The implications for our children are far more concerning. We not only model a preoccupation with staring at screens, but we encourage it, too. We pacify children while at a restaurant or sitting in a public area with an electronic gadget. Even while in their company, we are often consumed by having to respond to a text within seconds or taking a phone call. How then can we expect them to resist the attraction of electronic devices? And how can we set limits for them when it is so hard for us to do the same? It is almost impossible to help our children learn how to self-monitor and set limits without being committed to the idea ourselves.
If our consumption and preoccupation was with a substance or behaviour such as gambling, our friends and family members would be encouraging us to get help, but because we are all similarly addicted, our excessive use of electronics has become a societal norm.
Without setting these limits for ourselves and our children, we risk stunting their growth in areas that don’t require cognitive or intellectual performance. For example, if very young children learn to prefer spending time sitting, watching television, playing a video game on the iPad or computer, they might not have sufficient opportunity to develop important gross motor skills learned through play. Even social skills may be underdeveloped as kids become more proficient at engaging with computers instead of human beings.

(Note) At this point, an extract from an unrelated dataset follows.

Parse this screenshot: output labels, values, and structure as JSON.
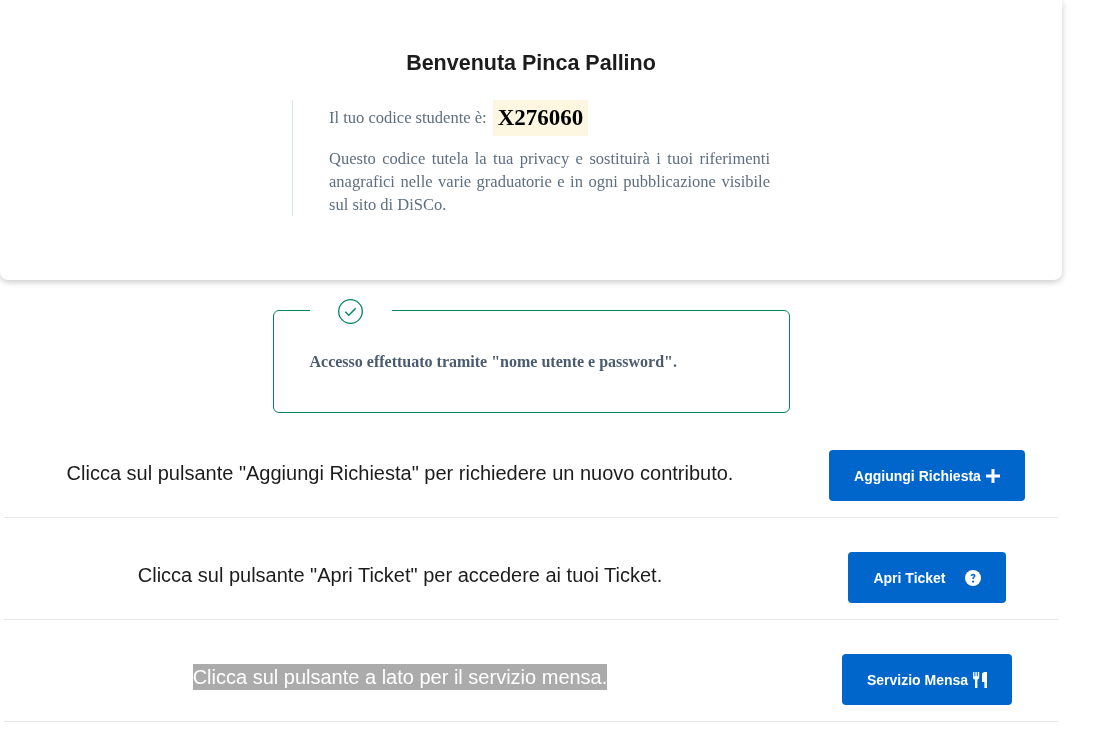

Even when we are more conscious of the effects of screen time on ourselves and our children, it is difficult to break this habit. But keep working at it. Monitor the amount of time your family is spending in front of screens — watching television, using the computer, hypnotized by video games or playing on phones or iPads. Then come up with a game plan so that you can all become more conscious of balancing your time wisely. Try these tips:
- Establish a “screen-free” time between 6 and 8 p.m., for example, so you can eat dinner together and play a family game or catch up on things around the house.
- Ask each family member to keep a log of their time using screens (help young ones with this task). Although this may be tedious, you may be shocked at the number of hours you’re looking at screens — both individually and as a family.
Through the ages
Kids this age are as fluent and comfortable with digital language as they are with their mother tongue. Their fingers are adept at navigating the keys and it’s as if they are programmed to understand their devices as well as the people who created them. As common as it is for parents to offer their cell phones or tablets to their preschoolers and as wonderful as it is that they have the opportunity to expand their knowledge, try to balance this with good old-fashioned activities such as puzzles and creative exercises.

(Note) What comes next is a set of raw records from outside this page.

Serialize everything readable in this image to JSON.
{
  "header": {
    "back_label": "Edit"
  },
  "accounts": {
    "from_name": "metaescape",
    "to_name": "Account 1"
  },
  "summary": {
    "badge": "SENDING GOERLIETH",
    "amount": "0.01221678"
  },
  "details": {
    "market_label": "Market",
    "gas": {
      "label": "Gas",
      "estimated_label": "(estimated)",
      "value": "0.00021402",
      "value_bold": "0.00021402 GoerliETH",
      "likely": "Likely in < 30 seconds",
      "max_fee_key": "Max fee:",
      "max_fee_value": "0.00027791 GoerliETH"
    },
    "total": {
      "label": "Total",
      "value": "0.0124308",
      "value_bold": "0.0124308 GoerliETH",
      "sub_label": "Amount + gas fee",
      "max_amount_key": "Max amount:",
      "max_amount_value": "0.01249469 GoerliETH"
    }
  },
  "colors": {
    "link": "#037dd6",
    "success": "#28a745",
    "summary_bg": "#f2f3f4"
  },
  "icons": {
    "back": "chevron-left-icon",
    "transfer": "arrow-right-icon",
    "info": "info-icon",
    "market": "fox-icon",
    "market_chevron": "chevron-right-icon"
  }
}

From smart boards in every classroom to homework sent via email and blog and templated report cards, schools have embraced technology. It’s important to help school-aged children appreciate life beyond technology and make sure that homework is complete before students engage in leisurely computer activities. Although it’s often difficult to monitor when your child is actually using his computer for homework versus watching favourite YouTube videos, keeping screens in common areas of your home can help.
It can be increasingly difficult to keep up with teens’ understanding and use of technology. Continue to set clear limits and ensure that technology is not adversely affecting the way they interact with the family. If activity on the computer (Facebook, Youtube or even binge-watching television) is affecting their ability to get homework done, for example, then you need to step in. Also, encourage your teens to put their phones away in the classroom, unless needed, so that they can concentrate on what is going on in front of, instead of under, their noses.